The GBP/USD rate rose by 75 basis points on Monday and added another 75 in the first half of Tuesday. This next surge didn't come after Jerome Powell's speech in Congress or after Andrew Bailey's Tuesday morning remarks. Instead, the market started dumping the U.S. dollar after America launched a missile strike on Iran, and Iran responded by shelling U.S. military bases in the Middle East — of which there are about 20.

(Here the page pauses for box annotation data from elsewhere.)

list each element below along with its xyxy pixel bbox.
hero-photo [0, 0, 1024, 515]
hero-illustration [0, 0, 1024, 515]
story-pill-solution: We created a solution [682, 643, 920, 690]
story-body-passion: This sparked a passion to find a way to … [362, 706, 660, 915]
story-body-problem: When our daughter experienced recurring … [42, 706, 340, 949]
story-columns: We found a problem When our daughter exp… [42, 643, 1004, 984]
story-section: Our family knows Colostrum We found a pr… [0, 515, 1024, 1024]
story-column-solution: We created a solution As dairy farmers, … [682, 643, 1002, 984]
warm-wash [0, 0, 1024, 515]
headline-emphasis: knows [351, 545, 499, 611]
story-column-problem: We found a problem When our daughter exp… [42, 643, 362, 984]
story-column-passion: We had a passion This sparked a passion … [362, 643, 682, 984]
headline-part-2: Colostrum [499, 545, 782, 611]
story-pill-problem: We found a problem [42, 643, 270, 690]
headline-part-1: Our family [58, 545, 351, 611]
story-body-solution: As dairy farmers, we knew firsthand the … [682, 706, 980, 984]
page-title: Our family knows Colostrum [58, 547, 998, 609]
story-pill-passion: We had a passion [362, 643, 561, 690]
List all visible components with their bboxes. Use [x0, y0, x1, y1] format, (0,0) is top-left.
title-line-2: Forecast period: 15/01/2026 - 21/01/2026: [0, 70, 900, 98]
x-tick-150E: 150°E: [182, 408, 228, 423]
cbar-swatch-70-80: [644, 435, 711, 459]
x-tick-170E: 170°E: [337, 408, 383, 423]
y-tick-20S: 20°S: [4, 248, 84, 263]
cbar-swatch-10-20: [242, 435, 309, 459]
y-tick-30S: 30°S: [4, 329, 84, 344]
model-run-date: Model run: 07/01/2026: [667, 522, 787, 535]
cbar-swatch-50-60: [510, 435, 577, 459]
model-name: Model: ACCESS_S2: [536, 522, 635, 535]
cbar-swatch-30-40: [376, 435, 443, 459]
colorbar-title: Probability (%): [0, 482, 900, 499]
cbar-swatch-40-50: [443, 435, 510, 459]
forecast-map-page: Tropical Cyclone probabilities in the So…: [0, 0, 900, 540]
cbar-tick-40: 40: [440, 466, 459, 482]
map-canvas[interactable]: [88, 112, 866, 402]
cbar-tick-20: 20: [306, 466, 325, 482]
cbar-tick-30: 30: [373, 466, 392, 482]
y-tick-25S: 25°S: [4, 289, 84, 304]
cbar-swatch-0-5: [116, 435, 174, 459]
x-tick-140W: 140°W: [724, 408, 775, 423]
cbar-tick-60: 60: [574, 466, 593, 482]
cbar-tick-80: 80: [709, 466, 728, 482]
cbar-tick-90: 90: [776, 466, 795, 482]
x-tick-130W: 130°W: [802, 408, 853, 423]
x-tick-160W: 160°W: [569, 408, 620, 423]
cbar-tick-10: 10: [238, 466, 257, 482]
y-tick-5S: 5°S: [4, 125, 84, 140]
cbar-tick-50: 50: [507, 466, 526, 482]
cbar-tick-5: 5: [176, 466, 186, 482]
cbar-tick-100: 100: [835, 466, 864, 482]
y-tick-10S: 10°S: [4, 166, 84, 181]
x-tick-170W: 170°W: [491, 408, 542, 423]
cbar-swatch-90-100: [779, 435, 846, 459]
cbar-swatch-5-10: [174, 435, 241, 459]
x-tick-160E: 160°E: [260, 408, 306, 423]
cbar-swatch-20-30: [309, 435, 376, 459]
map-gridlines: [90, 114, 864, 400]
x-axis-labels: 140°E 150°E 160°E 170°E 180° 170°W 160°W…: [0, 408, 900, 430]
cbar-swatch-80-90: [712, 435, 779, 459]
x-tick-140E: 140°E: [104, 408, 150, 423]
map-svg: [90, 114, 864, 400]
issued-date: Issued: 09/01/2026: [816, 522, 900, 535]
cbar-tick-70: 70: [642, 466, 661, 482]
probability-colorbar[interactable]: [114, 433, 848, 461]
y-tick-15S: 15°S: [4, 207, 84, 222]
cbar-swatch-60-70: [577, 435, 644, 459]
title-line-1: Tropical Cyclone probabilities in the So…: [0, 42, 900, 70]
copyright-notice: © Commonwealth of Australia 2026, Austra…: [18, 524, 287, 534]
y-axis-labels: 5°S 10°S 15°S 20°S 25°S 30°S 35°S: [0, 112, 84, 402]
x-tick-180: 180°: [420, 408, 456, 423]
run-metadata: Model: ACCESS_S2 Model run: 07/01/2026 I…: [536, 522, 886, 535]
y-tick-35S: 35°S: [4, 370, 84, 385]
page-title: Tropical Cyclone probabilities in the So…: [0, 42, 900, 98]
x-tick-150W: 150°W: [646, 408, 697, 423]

However, the real twist is this: Donald Trump thanked Iran for warning him about the incoming attack. I think I'm not the only one wondering — how is that even possible? Yet the White House interpreted this "gesture of goodwill" as a first step toward a ceasefire and announced the end of the 12-day war on Tuesday morning. Just a few hours later, Iran launched missiles at Israel, which responded by scrambling its fighter jets. Another half hour passed, and news came in of an accidental missile launch by Iran — all while Donald Trump was attempting to "de-escalate" the conflict through social media.
Trump's last message was unfiltered, "They don't know what they're doing." However, it seems Iran and Israel know exactly what they're doing. The only one who doesn't understand what's happening appears to be just one person. This time, the market didn't bother guessing who attacked whom, who warned whom, or who made peace and who didn't. It simply resumed selling the U.S. dollar — something it has become quite used to over the past five months. One way or another, the U.S. is now a direct participant in the conflict, and Trump, in his unique style, brokered a peace that lasted barely a few hours.
The wave pattern for GBP/USD remains unchanged. We are dealing with a bullish impulsive trend segment. Under Donald Trump, the markets may experience many more shocks and reversals, which could significantly affect the wave structure. However, for now, the current working scenario remains intact, and Trump continues to do everything to drive down demand for the dollar.
The target for bullish wave 3 lies near the 1.3708 level, which corresponds to the 200.0% Fibonacci extension from the assumed global wave 2. As such, I continue to consider buying opportunities, as the market shows no signs of wanting to reverse the trend.
On the higher wave scale, the wave pattern has shifted to bullish. We can now assume the formation of a new upward trend segment, which currently appears incomplete. For now, only continued growth should be expected.